Directus multilingual template for Next.js agency sites (EN / FR / ES)
Multilingual marketing sites usually pick one tool and force the other side to bend. CMS-only translations leave developers editing copy in admin; code-only translations leave marketers filing tickets to update a case study in Spanish. The Directus plus next-intl combination splits the surface by ownership: content goes to the people who write content, UI strings go to the people who write code, and the build pipeline stops being a single bottleneck.
Two translation surfaces, one site
UI strings (button labels, form errors, nav items) live in next-intl message catalogues under `messages/<locale>.json`. They change rarely, they need to be type-safe across the codebase, and developers iterate on them alongside the components they sit in. Content strings (case-study body, service descriptions, blog posts) live in Directus collections with a `translations` related collection; marketers edit them in admin without touching git.
The boundary is enforced by where the data is read from, not by a sync job. A component pulls UI strings via `useTranslations()` and content via the Directus SDK. That split keeps the workflows clean: a developer never needs to log into Directus to fix a typo in a button label, and a marketer never needs a pull request to update a French case study.
How Directus translations actually work
Each Directus collection that needs translating gets a paired `<collection>_translations` collection with a `languages_code` field and the translatable fields.
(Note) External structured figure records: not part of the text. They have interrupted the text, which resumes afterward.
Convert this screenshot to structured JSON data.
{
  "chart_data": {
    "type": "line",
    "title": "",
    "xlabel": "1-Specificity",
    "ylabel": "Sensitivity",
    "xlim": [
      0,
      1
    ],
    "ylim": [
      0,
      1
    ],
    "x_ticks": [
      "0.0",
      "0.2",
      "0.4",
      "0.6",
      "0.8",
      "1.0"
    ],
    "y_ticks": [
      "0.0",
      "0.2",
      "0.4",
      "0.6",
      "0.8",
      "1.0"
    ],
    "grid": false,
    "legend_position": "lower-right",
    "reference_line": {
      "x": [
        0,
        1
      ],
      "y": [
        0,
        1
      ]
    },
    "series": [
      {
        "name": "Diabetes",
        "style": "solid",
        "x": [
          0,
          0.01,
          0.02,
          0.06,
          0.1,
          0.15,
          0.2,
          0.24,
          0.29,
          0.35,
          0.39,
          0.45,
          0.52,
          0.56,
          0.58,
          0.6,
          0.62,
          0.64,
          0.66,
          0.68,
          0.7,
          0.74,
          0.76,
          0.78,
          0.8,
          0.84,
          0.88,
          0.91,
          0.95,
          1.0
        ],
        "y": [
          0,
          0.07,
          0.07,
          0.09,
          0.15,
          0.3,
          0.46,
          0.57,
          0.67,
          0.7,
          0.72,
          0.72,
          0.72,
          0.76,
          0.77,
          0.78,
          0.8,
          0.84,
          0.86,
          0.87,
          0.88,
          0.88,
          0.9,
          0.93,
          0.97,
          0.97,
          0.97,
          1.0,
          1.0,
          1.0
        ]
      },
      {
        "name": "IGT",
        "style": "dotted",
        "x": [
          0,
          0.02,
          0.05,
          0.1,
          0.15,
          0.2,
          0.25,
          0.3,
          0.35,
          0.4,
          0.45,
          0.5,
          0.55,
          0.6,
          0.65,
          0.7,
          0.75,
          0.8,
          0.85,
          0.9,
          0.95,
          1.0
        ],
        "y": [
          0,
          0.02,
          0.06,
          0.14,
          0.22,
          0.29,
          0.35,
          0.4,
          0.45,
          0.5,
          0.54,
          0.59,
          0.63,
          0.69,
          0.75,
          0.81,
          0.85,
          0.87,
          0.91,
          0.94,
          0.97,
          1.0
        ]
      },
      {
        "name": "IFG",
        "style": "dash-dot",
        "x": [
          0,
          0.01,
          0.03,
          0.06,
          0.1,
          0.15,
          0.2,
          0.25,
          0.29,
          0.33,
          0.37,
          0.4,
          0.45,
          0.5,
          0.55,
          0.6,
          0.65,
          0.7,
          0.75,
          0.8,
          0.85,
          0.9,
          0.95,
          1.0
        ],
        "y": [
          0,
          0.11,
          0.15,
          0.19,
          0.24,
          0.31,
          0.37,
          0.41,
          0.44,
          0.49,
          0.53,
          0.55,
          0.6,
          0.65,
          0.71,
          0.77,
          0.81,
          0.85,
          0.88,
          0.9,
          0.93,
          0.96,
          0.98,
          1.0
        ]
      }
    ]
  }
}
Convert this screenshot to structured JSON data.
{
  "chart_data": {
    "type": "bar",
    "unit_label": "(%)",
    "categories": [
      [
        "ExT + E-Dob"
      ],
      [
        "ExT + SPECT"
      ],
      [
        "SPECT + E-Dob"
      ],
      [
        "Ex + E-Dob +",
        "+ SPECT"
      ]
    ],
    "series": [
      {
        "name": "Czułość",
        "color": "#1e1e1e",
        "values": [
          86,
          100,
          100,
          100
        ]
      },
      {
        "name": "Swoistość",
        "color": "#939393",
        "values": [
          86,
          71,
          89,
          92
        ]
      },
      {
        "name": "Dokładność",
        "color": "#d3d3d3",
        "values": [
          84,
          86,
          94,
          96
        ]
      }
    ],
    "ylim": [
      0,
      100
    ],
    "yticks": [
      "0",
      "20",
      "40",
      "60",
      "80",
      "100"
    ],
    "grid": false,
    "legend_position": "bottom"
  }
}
The admin UI surfaces a locale switcher inside each item, so editors edit French copy alongside the English source rather than navigating to a separate French version of the site.
Fetching from Next.js is a single query with the `translations` field expanded and filtered by the active locale. The typed Directus SDK keeps the response shape predictable; the Server Component receives an object with the locale-resolved fields already in place.
import { directus } from "@/lib/directus";
import { getLocale } from "next-intl/server";
export const revalidate = 600;
export default async function ServicePage({ params }: { params: { slug: string } }) {
const locale = await getLocale();
const [service] = await directus.request(
readItems("services", {
filter: { slug: { _eq: params.slug } },
fields: [
"slug",
"translations.title",
"translations.summary",
"translations.body",
],
deep: { translations: { _filter: { languages_code: { _eq: locale } } } },
limit: 1,
})
);
return <Service data={service.translations[0]} />;
}Per-locale SEO that does not leak across languages
Each locale variant of a page (e.g., `/en/services/seo`, `/fr/services/seo`, `/es/services/seo`) has its own metadata: title, description, OG tags, canonical URL pointing to itself. hreflang alternates declare the relationship to every other variant so Google understands these are not duplicate content.
The sitemap generator enumerates every locale variant of every CMS-driven page, joining the Directus collection list with the next-intl locale list. Structured data (Organization, FAQPage, BreadcrumbList) is generated per-locale where the field values change, so a Spanish visitor sees Spanish JSON-LD on a Spanish URL, not English JSON-LD on a Spanish nav.
Adding a fourth locale without rewriting
Adding a new language is three steps: add the locale code to next-intl config, add the locale row to Directus's `languages` collection, and start translating. Routing automatically expands to `/de` (or whatever code you added) on the next deploy; existing collections accept the new locale immediately. The trickier part is finding translators, not the technical change.
RTL languages (Arabic, Hebrew) are not in the default locale set but are supported in principle. You would flip the document `dir` attribute in the locale layout and audit the components for RTL-friendly layout. The template does not pretend RTL support is free; that audit is documented as a known scope of work for buyers who need it.